The stark statistics, which come on the eve of the Johannesburg environmental summit, led to immediate calls for new regulations to force manufacturers to end the production of appliances which use power on standby, estimated to account for 1 per cent of the United Kingdom's total domestic energy consumption.

Environmental and energy campaigners also called for new laws to ensure that all electrical products are rated for energy efficiency to alert consumers to power-guzzling goods.

The DTI report concluded: "The amount of energy used by appliances has increased by 9 per cent since 1990, which has been the result of increases in the total number of appliances bought and used by households as well as the increase in the number of households."

It added that energy consumption for lighting had increased by 63 per cent since 1970 and 11 per cent since 1990. "the increase has been mainly due to the shift away from rooms lit by a single ceiling bulb towards multi-source lighting from wall and table lamps as well as multi ceiling lights."

Estimates produced by the Energy Saving Trust, a Government-backed organisation set up in 1992 after the Earth Summit in Rio de Janeiro to cut power use and greenhouse gas emissions, show that domestic electrical goods sitting on standby cost more than £400m a year. The trust, which received £25m from the Government last year, estimates that each year videos use electricity worth £113m, and television sets use power worth £50m a year just waiting to be switched on; 85 per cent of the electricity used by your VCR is consumed while it is not actually on. Set-top boxes for digital television could be costing UK households £357m every year in electricity by 2010, the trust said.

The Electricity Association, which represents Britain's electricity providers, insisted its members were working to encourage energy efficiency and were funding campaigns to raise public awareness of the issue. A spokeswoman said: "Consumption has gone up over the last few years, due to such things as home computers, more appliances in households, as well as the fact that there are simply more households and the housing stock is getting older, and therefore less efficient."

Margot Marshall, a spokeswoman for the Energy Saving Trust, said many consumers would be shocked to see how much power was used by everyday appliances.

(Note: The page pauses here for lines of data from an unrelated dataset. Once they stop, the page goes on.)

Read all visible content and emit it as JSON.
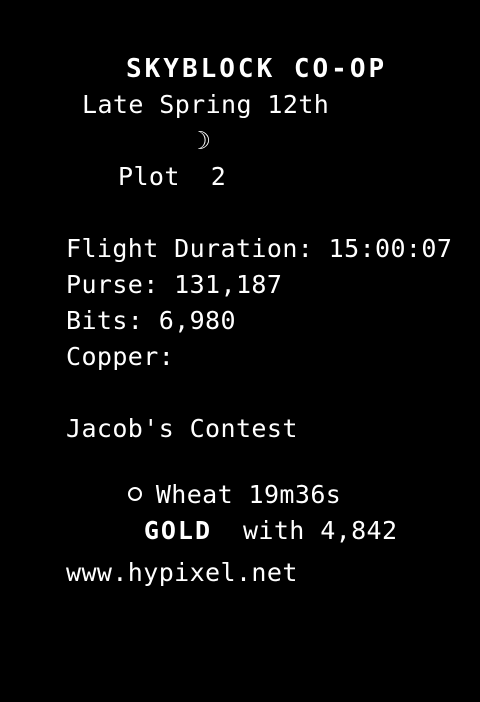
{
  "scoreboard": {
    "title": "SKYBLOCK CO-OP",
    "date": "Late Spring 12th",
    "time_icon": "☽",
    "location": "Plot  2",
    "flight_duration": "Flight Duration: 15:00:07",
    "purse": "Purse: 131,187",
    "bits": "Bits: 6,980",
    "copper": "Copper:",
    "contest_title": "Jacob's Contest",
    "contest_crop": "Wheat 19m36s",
    "contest_rank": "GOLD",
    "contest_score": "with 4,842",
    "server": "www.hypixel.net"
  },
  "colors": {
    "background": "#000000",
    "text": "#ffffff"
  }
}
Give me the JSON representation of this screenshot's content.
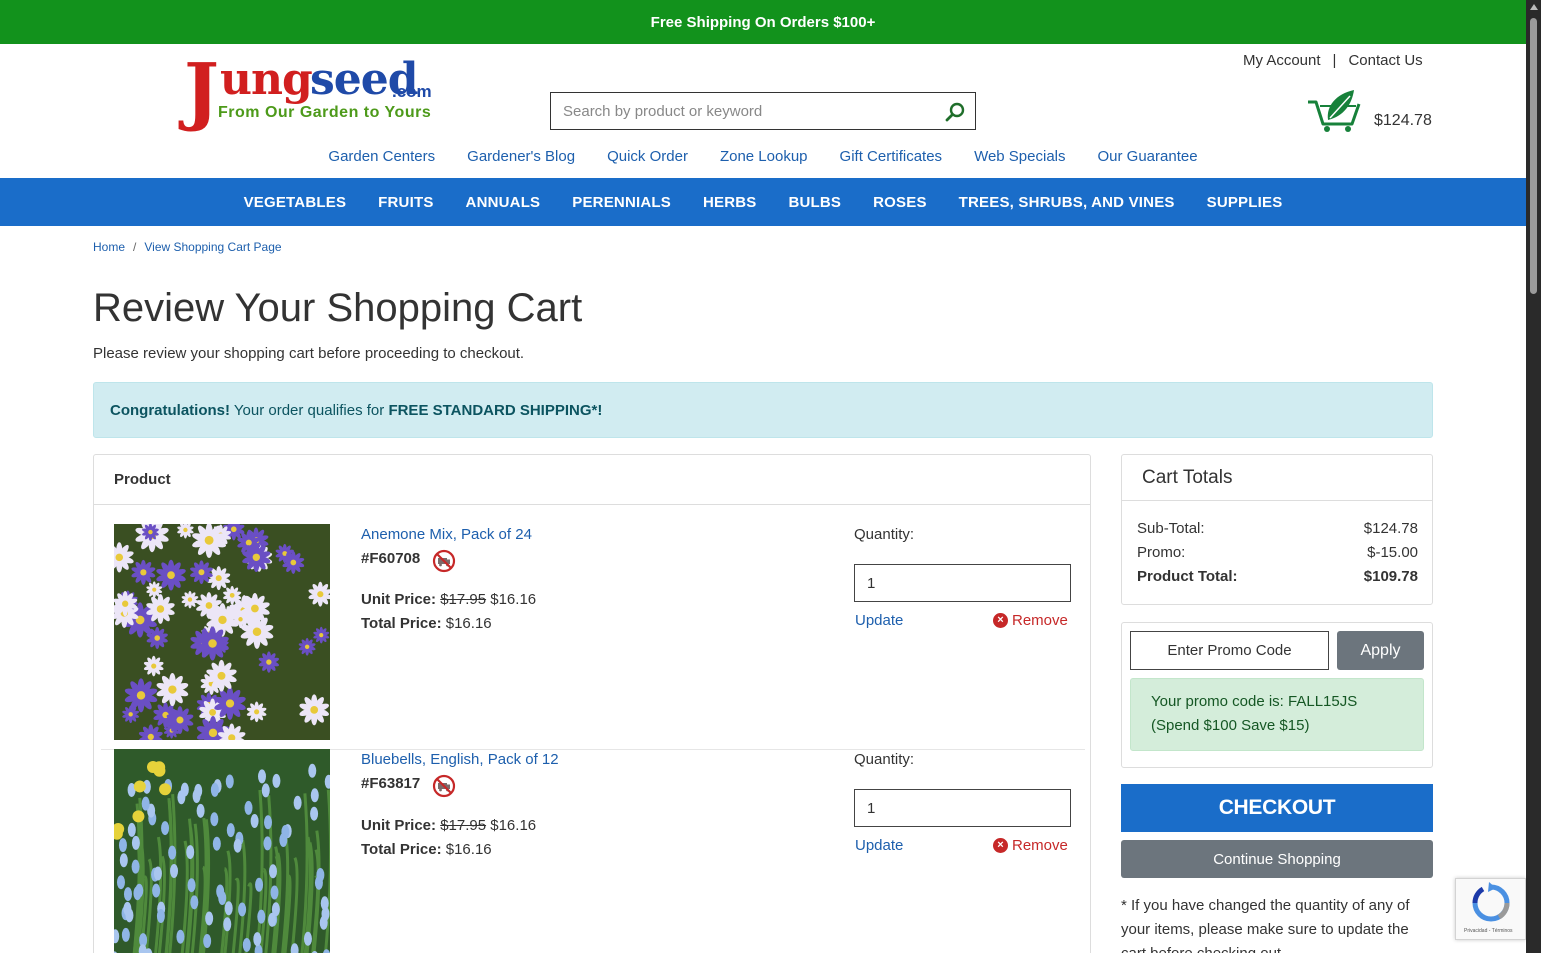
{
  "promo_bar": {
    "text": "Free Shipping On Orders $100+"
  },
  "logo": {
    "j": "J",
    "ung": "ung",
    "seed": "seed",
    "com": ".com",
    "tagline": "From Our Garden to Yours"
  },
  "search": {
    "placeholder": "Search by product or keyword"
  },
  "account": {
    "my_account": "My Account",
    "separator": "|",
    "contact_us": "Contact Us"
  },
  "cart": {
    "total": "$124.78"
  },
  "subnav": [
    "Garden Centers",
    "Gardener's Blog",
    "Quick Order",
    "Zone Lookup",
    "Gift Certificates",
    "Web Specials",
    "Our Guarantee"
  ],
  "mainnav": [
    "VEGETABLES",
    "FRUITS",
    "ANNUALS",
    "PERENNIALS",
    "HERBS",
    "BULBS",
    "ROSES",
    "TREES, SHRUBS, AND VINES",
    "SUPPLIES"
  ],
  "breadcrumb": {
    "home": "Home",
    "sep": "/",
    "current": "View Shopping Cart Page"
  },
  "page": {
    "title": "Review Your Shopping Cart",
    "description": "Please review your shopping cart before proceeding to checkout."
  },
  "alert": {
    "bold_lead": "Congratulations!",
    "text": " Your order qualifies for ",
    "bold_tail": "FREE STANDARD SHIPPING*!"
  },
  "products_panel": {
    "header": "Product",
    "items": [
      {
        "name": "Anemone Mix, Pack of 24",
        "sku": "#F60708",
        "unit_label": "Unit Price:",
        "old_price": "$17.95",
        "unit_price": "$16.16",
        "total_label": "Total Price:",
        "total_price": "$16.16",
        "qty_label": "Quantity:",
        "qty": "1",
        "update": "Update",
        "remove": "Remove"
      },
      {
        "name": "Bluebells, English, Pack of 12",
        "sku": "#F63817",
        "unit_label": "Unit Price:",
        "old_price": "$17.95",
        "unit_price": "$16.16",
        "total_label": "Total Price:",
        "total_price": "$16.16",
        "qty_label": "Quantity:",
        "qty": "1",
        "update": "Update",
        "remove": "Remove"
      }
    ]
  },
  "totals": {
    "header": "Cart Totals",
    "subtotal_label": "Sub-Total:",
    "subtotal": "$124.78",
    "promo_label": "Promo:",
    "promo": "$-15.00",
    "product_total_label": "Product Total:",
    "product_total": "$109.78"
  },
  "promo": {
    "placeholder": "Enter Promo Code",
    "apply": "Apply",
    "message_line1": "Your promo code is: FALL15JS",
    "message_line2": "(Spend $100 Save $15)"
  },
  "checkout": {
    "label": "CHECKOUT"
  },
  "continue": {
    "label": "Continue Shopping"
  },
  "note": {
    "text": "* If you have changed the quantity of any of your items, please make sure to update the cart before checking out."
  },
  "recaptcha": {
    "text": "Privacidad - Términos"
  },
  "colors": {
    "promo_green": "#12921c",
    "nav_blue": "#1a6dc9",
    "link_blue": "#1d5fad",
    "remove_red": "#c62828"
  }
}
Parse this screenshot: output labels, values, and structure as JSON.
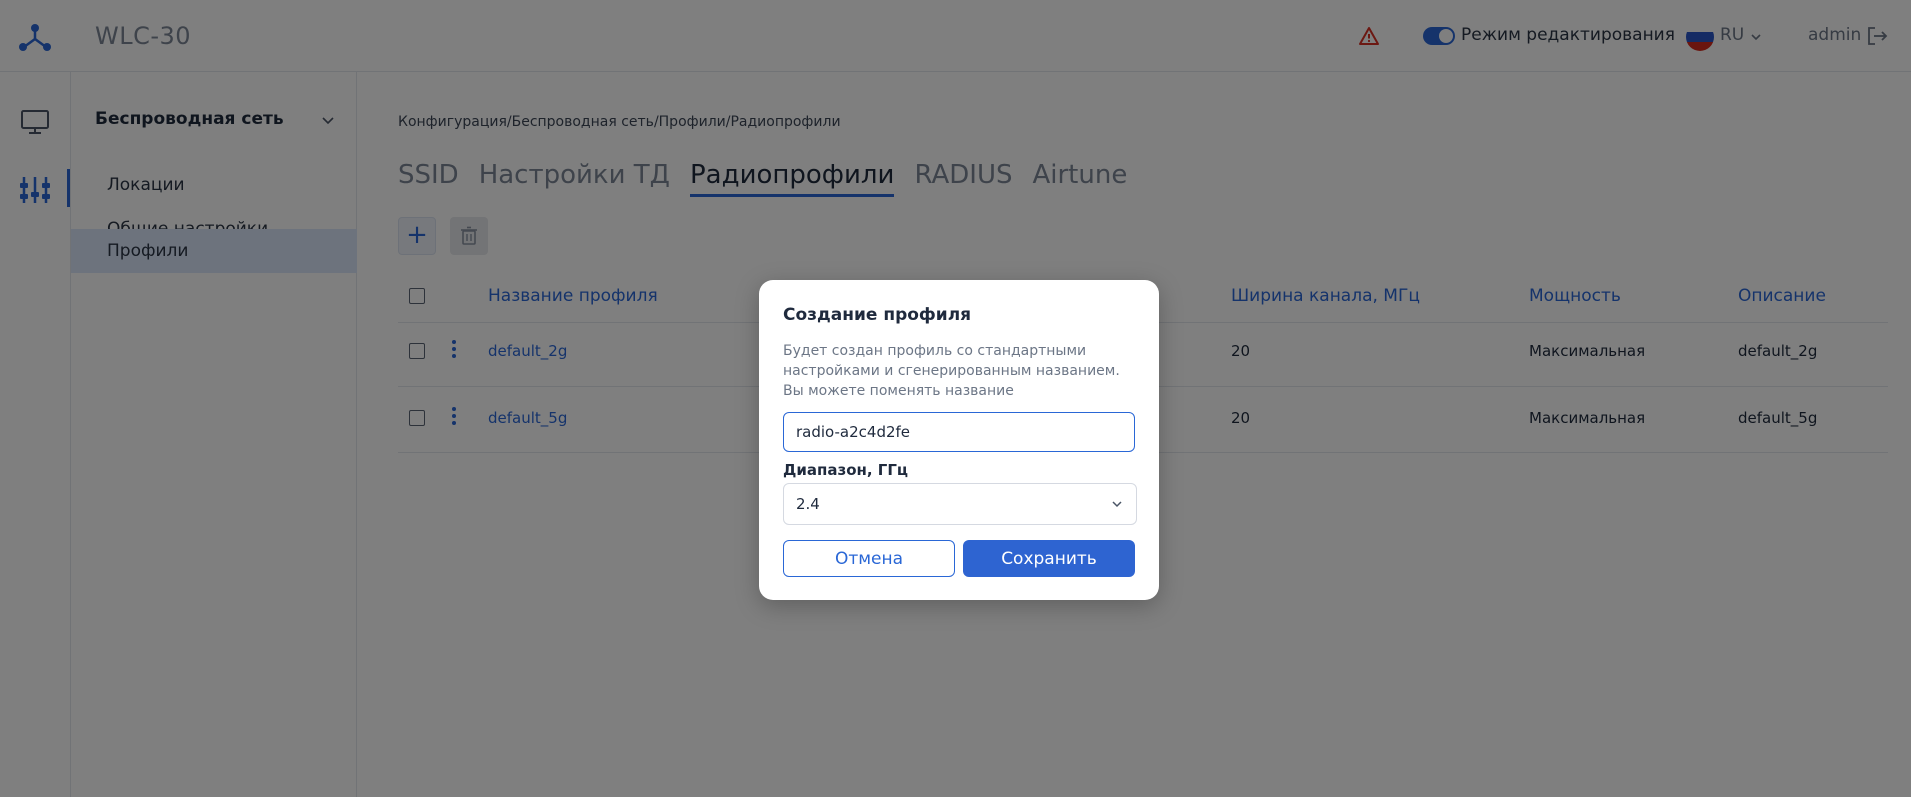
{
  "header": {
    "app_title": "WLC-30",
    "edit_mode_label": "Режим редактирования",
    "language": "RU",
    "user": "admin"
  },
  "sidebar": {
    "group_label": "Беспроводная сеть",
    "items": [
      {
        "label": "Локации"
      },
      {
        "label": "Общие настройки"
      },
      {
        "label": "Профили"
      }
    ]
  },
  "main": {
    "breadcrumb": "Конфигурация/Беспроводная сеть/Профили/Радиопрофили",
    "tabs": [
      {
        "label": "SSID"
      },
      {
        "label": "Настройки ТД"
      },
      {
        "label": "Радиопрофили"
      },
      {
        "label": "RADIUS"
      },
      {
        "label": "Airtune"
      }
    ],
    "add_label": "+",
    "table": {
      "headers": [
        "Название профиля",
        "Ширина канала, МГц",
        "Мощность",
        "Описание"
      ],
      "rows": [
        [
          "default_2g",
          "20",
          "Максимальная",
          "default_2g"
        ],
        [
          "default_5g",
          "20",
          "Максимальная",
          "default_5g"
        ]
      ]
    }
  },
  "modal": {
    "title": "Создание профиля",
    "description": "Будет создан профиль со стандартными настройками и сгенерированным названием. Вы можете поменять название",
    "name_value": "radio-a2c4d2fe",
    "range_label": "Диапазон, ГГц",
    "range_value": "2.4",
    "cancel_label": "Отмена",
    "save_label": "Сохранить"
  },
  "colors": {
    "accent": "#2a67d6",
    "warning": "#d93025"
  }
}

She called for an extension of energy labelling, used to rate domestic appliances such as dishwashers, washing machines and fridges since 1994, which has been credited with producing a radical improvement in efficiency. And she called on manufacturers to improve the efficiency of new electronic goods to ensure that they can be turned off.

Earlier this year, the Downing Street Performance and Innovation Unit, Tony Blair's personal think-tank, called for a 20 per cent improvement in household energy efficiency by 2010, with another 20 per cent improvement by 2020.

Campaigners are anxious that the issue of rising power consumption is addressed in the Government's forthcoming energy White Paper. But many fear that the document will focus on electricity supply and nuclear power.

Friends of the Earth criticised the Government for failing to tax power usage. A spokesman said: "Energy efficiency is a Cinderella issue."

But a spokesman for the Department for Environment, Food and Rural Affairs said ministers would launch a domestic energy-saving strategy, reviving the "Save It" message of the 1970s, to help meet a commitment to cut carbon emissions from electricity and gas power by 400,000 tons by 2005. He said: "We are committed to the introduction of energy efficiency and we will be working towards our climate change goals."

Ms Marshall said: "It's very easy for us to save a lot of power, even just by turning off lights and stopping draughts. Other things require a bit of expenditure but you can cover the cost in one to three years. But to break through and get consumers really thinking about this issue we need the Government's backing. We need real interest. People need to be aware that very time they flick a switch they are using energy and power stations are pumping carbon into the atmosphere."